The axiom system PRA of "primitive-recursive arithmetic" is finitistic, but it has been known for a few decades that it has the same set of $\Pi^0_1$ consequences as the infinitistic theory $\text{WKL}_0$ of second-order arithmetic. In particular, there is a primitive recursive function $f$ that turns a formal proof of a $\Pi^0_1$ statement in $\text{WKL}_0$ into a proof in PRA. Roughly put, a $\Pi^0_1$ formula says that all natural numbers have some particular property, depending on the formula, where the property can be stated using a formula in the language of rings with no quantifiers. 

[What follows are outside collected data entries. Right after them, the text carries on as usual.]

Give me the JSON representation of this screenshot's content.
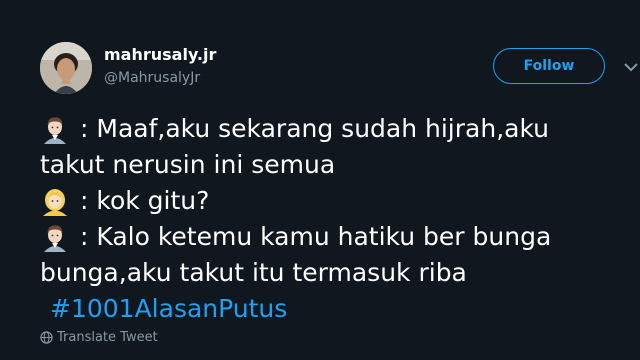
{
  "user": {
    "display_name": "mahrusaly.jr",
    "handle": "@MahrusalyJr"
  },
  "follow_button": {
    "label": "Follow"
  },
  "tweet": {
    "lines": [
      {
        "icon": "man-emoji",
        "text": ": Maaf,aku sekarang sudah hijrah,aku"
      },
      {
        "icon": null,
        "text": "takut nerusin ini semua"
      },
      {
        "icon": "woman-emoji",
        "text": ": kok gitu?"
      },
      {
        "icon": "man-emoji",
        "text": ": Kalo ketemu kamu hatiku ber bunga"
      },
      {
        "icon": null,
        "text": "bunga,aku takut itu termasuk riba"
      }
    ],
    "hashtag": "#1001AlasanPutus"
  },
  "translate": {
    "label": "Translate Tweet",
    "icon": "globe-icon"
  },
  "colors": {
    "background": "#10171e",
    "accent": "#1da1f2",
    "secondary_text": "#8899a6"
  }
}
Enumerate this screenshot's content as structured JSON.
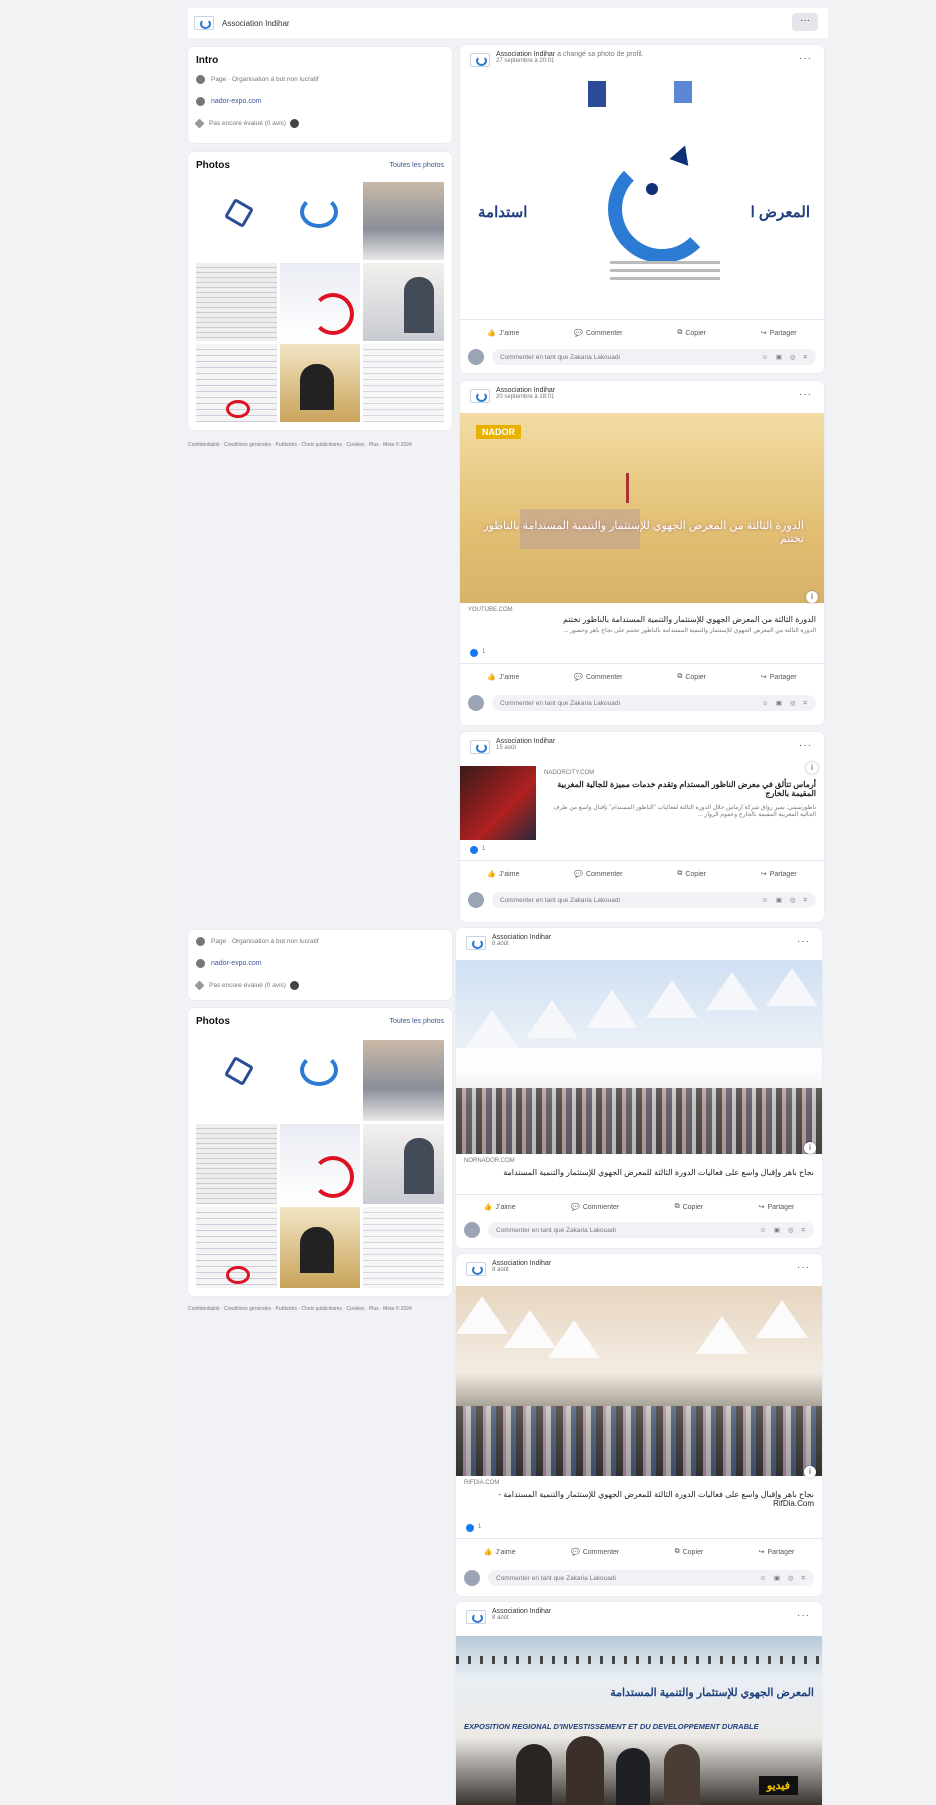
{
  "header": {
    "page_name": "Association Indihar",
    "more": "···"
  },
  "intro": {
    "title": "Intro",
    "category": "Page · Organisation à but non lucratif",
    "website": "nador-expo.com",
    "rating": "Pas encore évalué (0 avis)"
  },
  "photos": {
    "title": "Photos",
    "see_all": "Toutes les photos"
  },
  "footer": {
    "links": "Confidentialité · Conditions générales · Publicités · Choix publicitaires · Cookies · Plus · Meta © 2024"
  },
  "actions": {
    "like": "J’aime",
    "comment": "Commenter",
    "copy": "Copier",
    "share": "Partager"
  },
  "comment_placeholder": "Commenter en tant que Zakaria Lakouadi",
  "posts": [
    {
      "author": "Association Indihar",
      "action": "a changé sa photo de profil.",
      "date": "27 septembre à 20:01"
    },
    {
      "author": "Association Indihar",
      "date": "20 septembre à 18:01",
      "source": "YOUTUBE.COM",
      "overlay": "NADOR",
      "headline": "الدورة الثالثة من المعرض الجهوي للإستثمار والتنمية المستدامة بالناظور تختتم",
      "excerpt": "الدورة الثالثة من المعرض الجهوي للإستثمار والتنمية المستدامة بالناظور تختتم على نجاح باهر وحضور ...",
      "reactions": "1"
    },
    {
      "author": "Association Indihar",
      "date": "15 août",
      "source": "NADORCITY.COM",
      "headline": "أرماس تتألق في معرض الناظور المستدام وتقدم خدمات مميزة للجالية المغربية المقيمة بالخارج",
      "excerpt": "ناظورسيتي: تميز رواق شركة أرماس خلال الدورة الثالثة لفعاليات \"الناظور المستدام\" بإقبال واسع من طرف الجالية المغربية المقيمة بالخارج وعموم الزوار ...",
      "reactions": "1"
    },
    {
      "author": "Association Indihar",
      "date": "8 août",
      "source": "NORNADOR.COM",
      "headline": "نجاح باهر وإقبال واسع على فعاليات الدورة الثالثة للمعرض الجهوي للإستثمار والتنمية المستدامة"
    },
    {
      "author": "Association Indihar",
      "date": "8 août",
      "source": "RIFDIA.COM",
      "headline": "نجاح باهر وإقبال واسع على فعاليات الدورة الثالثة للمعرض الجهوي للإستثمار والتنمية المستدامة - RifDia.Com",
      "reactions": "1"
    },
    {
      "author": "Association Indihar",
      "date": "8 août",
      "banner_ar": "المعرض الجهوي للإستثمار والتنمية المستدامة",
      "banner_fr": "EXPOSITION REGIONAL D'INVESTISSEMENT ET DU DEVELOPPEMENT DURABLE",
      "video_badge": "فيديو"
    }
  ],
  "profile_pic": {
    "ar_left": "استدامة",
    "ar_right": "المعرض ا"
  },
  "colors": {
    "brand_blue": "#1877f2",
    "logo_blue": "#2b7bd4",
    "sand": "#e3c27a"
  }
}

The advantage of working in $\text{WKL}_0$ is that the proofs can be much shorter. I think this was always suspected, but Caldon and Ignjatovic recently established ([pdf][1]) a formal superexponential lower bound for $f$, at least on an infinite set of formulas.  Their result is phrased for a different infinitary system, $I\Sigma^0_1$, that lies between PRA and $\text{WKL}_0$. $I\Sigma^0_1$ is a fragment of Peano arithmetic, unlike $\text{WKL}_0$; its main difference from PRA is that $I\Sigma^0_1$ allows direct universal quantification over the set of natural numbers during the proof, while PRA does not.